How to approach troubleshooting
Troubleshooting should begin with diagnosis, not repair.
A useful pattern is:
- define the observed behavior
- separate symptoms from interpretations
- identify likely system boundaries
- identify what evidence actually exists
- identify unknowns explicitly
- use the framework to organize competing explanations
- avoid treating the first plausible explanation as the right one
- propose remediation only after the failure shape is clear
Trust AI least when it is producing a smooth root-cause story from sparse evidence.
How to approach architecture evaluation
For architecture evaluation, the methodology is most useful when it helps make tradeoffs inspectable.
A useful sequence is:
- define the system or proposal being evaluated
- define constraints
- define decision criteria
- define likely failure modes
- identify implicit assumptions
- compare alternatives against stated criteria
- preserve unresolved tradeoffs instead of smoothing them away
Do not let polished prose replace decision structure.
How to approach evidence-bound work
Some work is more sensitive to source fidelity than others.
When the task is evidence-bound, the standard should be stricter:
- identify the governing source set
- separate extraction from interpretation
- distinguish source content from generated framing
- keep uncertainty proportional to the evidence
- halt if required grounding cannot be completed cleanly
This matters most when:
- documents govern meaning
- multiple artifacts must align
- the result may be used downstream in implementation or decision-making
When to trust output
Trust output more when:
- source authority is clear
- the task is well bounded
- the reasoning structure is visible
- assumptions are explicit
- uncertainty is preserved honestly
- the output is being used as a draft, comparison, or structured thinking aid rather than as unquestioned truth
When to question output
Question output when:
- it sounds cleaner than the evidence warrants
- distinctions have been compressed away
- ambiguity has been resolved too early
- it introduces terms or assumptions you did not provide
- it appears confident without showing how it got there
- the answer is unusually smooth for a messy problem
When to halt
Halt when:
- canonical source resolution is ambiguous
- active artifact authority is unclear
- the task cannot proceed without inventing missing information
- the governing source is unavailable
- competing interpretations cannot be resolved without additional evidence
- the system is being pushed to continue past a meaningful ambiguity
Stopping is sometimes the correct result.
When to delegate
Delegate only after the problem is shaped well enough that the delegated work has a bounded contract.

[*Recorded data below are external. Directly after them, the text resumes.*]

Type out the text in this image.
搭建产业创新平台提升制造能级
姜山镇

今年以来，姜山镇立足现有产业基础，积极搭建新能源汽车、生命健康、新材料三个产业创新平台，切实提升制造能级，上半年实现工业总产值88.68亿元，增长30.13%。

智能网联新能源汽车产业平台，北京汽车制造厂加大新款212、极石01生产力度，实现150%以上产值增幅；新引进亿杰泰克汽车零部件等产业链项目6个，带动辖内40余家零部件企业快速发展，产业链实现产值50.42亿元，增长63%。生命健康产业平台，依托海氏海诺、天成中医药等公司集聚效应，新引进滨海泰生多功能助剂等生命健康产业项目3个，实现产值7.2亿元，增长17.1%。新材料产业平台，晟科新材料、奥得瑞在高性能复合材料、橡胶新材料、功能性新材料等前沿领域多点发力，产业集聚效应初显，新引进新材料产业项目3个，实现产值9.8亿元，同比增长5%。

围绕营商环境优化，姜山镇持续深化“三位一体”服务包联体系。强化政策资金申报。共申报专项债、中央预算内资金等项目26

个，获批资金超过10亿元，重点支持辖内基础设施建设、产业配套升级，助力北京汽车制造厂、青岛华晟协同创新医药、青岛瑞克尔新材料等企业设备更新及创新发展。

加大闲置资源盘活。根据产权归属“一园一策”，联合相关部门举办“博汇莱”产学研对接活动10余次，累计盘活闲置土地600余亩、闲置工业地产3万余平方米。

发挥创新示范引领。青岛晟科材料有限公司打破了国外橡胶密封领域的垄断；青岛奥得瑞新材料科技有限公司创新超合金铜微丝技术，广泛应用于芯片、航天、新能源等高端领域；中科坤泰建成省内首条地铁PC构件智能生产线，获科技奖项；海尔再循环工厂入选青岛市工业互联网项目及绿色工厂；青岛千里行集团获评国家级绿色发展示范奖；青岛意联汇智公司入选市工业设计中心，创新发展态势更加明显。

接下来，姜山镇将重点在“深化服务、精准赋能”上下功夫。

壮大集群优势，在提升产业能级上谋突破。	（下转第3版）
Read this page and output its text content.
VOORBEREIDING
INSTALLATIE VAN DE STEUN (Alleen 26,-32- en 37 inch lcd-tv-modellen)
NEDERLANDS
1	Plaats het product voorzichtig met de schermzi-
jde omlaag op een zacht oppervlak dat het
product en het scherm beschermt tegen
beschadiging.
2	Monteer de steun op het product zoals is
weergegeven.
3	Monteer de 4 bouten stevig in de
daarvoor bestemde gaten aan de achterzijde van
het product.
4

That means the subtask should have:
- clear scope
- clear input authority
- clear expectations
- clear output type
- clear limits
Do not delegate confusion. Shape the problem first.
How to maintain control
Maintaining control means more than staying skeptical.
It means keeping the interaction legible.
In practice, that means:
- knowing what source is authoritative
- knowing what task is actually being performed
- knowing what the model is allowed to infer
- keeping the reasoning structure visible
- separating explanation from evidence
- rejecting polished output when the underlying structure is weak
The point is not to make the interaction rigid for its own sake. It is to keep it usable when the work becomes serious enough that structure matters.
Final point
The methodology is most useful when it is treated as operating discipline, not ornament.
The goal is not to make the interaction look sophisticated. The goal is to make it stable enough to use without quietly handing judgment over to fluency.
That is the threshold this guide is trying to protect.